妹の婚約者を奪われ、婚約破棄されたこと、お店を奪われたこと、屋敷から追い出されたこと、すべて包み隠さず話した。
「なんて酷いんだ……、マーガレットをそんな目に遭わせるなんて、許せない……」
彼は、真剣に怒っていた。
彼なら、私の家の者たちに、しかるべき制裁を加えることだって、できるかもしれない。
でも、私の家の問題のことで、迷惑はかけたくなかった。
そこで私は、ある提案をした。
「あの……、私は今まで、ずっと我慢してきました。そして、それが当たり前だと思っていました。でも、今回ひどい目に遭って、ようやく目が覚めました。彼らは、間違っている。彼らはしかるべき報いを受けるべきだと思います。そして、その決着は、私の手で着けようと思っています」
「……わかったよ。君の好きにするといい。でも、決着をつけるにしても、まずは生活をする必要がある。その手助けくらいは、私にさせてくれ。だから、うちの屋敷に招待しよう」
「でも、そんなの……、迷惑ではありませんか?」
「いや、迷惑なんかじゃない。

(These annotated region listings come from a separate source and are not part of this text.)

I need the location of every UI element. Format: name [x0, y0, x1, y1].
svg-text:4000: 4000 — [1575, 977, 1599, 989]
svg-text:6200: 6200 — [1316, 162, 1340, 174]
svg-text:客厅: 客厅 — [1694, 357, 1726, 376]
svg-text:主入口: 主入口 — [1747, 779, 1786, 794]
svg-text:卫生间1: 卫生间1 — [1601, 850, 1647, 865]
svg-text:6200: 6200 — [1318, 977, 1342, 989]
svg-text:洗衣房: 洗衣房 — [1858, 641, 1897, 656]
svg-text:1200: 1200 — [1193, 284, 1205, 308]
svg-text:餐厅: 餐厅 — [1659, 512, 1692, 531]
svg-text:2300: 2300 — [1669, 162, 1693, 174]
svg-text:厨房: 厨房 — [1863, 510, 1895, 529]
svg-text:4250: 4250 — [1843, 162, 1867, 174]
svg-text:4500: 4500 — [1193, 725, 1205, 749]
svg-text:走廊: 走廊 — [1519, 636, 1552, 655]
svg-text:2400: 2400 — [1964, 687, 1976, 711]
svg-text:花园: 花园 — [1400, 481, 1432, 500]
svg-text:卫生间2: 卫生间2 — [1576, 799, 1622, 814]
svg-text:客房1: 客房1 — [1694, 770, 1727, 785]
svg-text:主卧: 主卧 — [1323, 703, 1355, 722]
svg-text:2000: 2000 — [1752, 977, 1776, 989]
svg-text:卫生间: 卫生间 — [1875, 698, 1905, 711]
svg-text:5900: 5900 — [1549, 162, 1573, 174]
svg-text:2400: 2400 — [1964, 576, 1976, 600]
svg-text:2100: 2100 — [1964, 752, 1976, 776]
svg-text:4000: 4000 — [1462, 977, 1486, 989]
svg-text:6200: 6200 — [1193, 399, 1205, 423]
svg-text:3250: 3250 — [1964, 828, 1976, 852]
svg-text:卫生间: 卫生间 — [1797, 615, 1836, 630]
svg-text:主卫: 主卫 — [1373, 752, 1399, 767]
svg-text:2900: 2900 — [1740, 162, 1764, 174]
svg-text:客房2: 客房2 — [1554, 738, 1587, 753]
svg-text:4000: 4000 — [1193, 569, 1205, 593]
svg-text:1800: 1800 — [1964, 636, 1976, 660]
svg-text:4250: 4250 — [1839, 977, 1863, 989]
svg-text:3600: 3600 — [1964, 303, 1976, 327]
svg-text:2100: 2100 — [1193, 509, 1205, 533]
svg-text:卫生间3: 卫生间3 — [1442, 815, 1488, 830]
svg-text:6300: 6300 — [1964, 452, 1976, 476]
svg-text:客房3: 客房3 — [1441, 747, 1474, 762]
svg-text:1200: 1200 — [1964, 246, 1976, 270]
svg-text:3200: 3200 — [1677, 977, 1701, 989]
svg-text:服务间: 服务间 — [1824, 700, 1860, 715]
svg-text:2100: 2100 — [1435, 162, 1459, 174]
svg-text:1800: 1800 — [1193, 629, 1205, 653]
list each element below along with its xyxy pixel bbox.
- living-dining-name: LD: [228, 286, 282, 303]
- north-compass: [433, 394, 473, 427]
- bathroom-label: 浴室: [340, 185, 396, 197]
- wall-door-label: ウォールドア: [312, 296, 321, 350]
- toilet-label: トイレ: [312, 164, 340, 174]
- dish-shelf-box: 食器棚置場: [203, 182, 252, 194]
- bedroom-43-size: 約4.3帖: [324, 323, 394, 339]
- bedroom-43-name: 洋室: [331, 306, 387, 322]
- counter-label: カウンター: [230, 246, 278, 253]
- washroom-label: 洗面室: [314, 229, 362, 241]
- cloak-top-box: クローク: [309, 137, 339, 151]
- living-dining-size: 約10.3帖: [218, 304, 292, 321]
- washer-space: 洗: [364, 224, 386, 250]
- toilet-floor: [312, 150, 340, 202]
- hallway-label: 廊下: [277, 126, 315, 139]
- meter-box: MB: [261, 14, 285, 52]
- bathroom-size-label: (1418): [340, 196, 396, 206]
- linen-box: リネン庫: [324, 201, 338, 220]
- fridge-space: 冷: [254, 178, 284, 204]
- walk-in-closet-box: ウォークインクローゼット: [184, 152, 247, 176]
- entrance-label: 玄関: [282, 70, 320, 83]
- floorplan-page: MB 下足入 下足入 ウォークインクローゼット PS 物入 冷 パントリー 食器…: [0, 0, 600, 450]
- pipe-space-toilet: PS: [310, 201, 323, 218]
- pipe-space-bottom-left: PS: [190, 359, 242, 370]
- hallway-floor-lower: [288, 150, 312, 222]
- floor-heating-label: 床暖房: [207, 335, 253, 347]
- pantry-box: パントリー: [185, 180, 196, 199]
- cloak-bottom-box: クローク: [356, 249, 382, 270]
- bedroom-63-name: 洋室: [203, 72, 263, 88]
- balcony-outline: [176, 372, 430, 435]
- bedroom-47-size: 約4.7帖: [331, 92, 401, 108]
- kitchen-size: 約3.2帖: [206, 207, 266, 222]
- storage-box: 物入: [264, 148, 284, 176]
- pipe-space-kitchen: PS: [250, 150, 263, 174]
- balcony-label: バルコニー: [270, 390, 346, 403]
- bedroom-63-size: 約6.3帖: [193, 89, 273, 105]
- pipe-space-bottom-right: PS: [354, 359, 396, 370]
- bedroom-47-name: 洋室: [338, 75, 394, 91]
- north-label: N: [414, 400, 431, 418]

これは私の、自己満足だ。ただ、困っている君を見過ごすと、私がモヤモヤするから、こうしているだけだよ」
「ありがとうございます。それでは、お言葉に甘えさせていただきます」
ということで、私は彼の住む屋敷で暮らすことになった。
彼には本当に、感謝してもしきれない。
これで、私の生活は保障される。
さて、あとは、奪われた仕事を取り戻すだけですね……。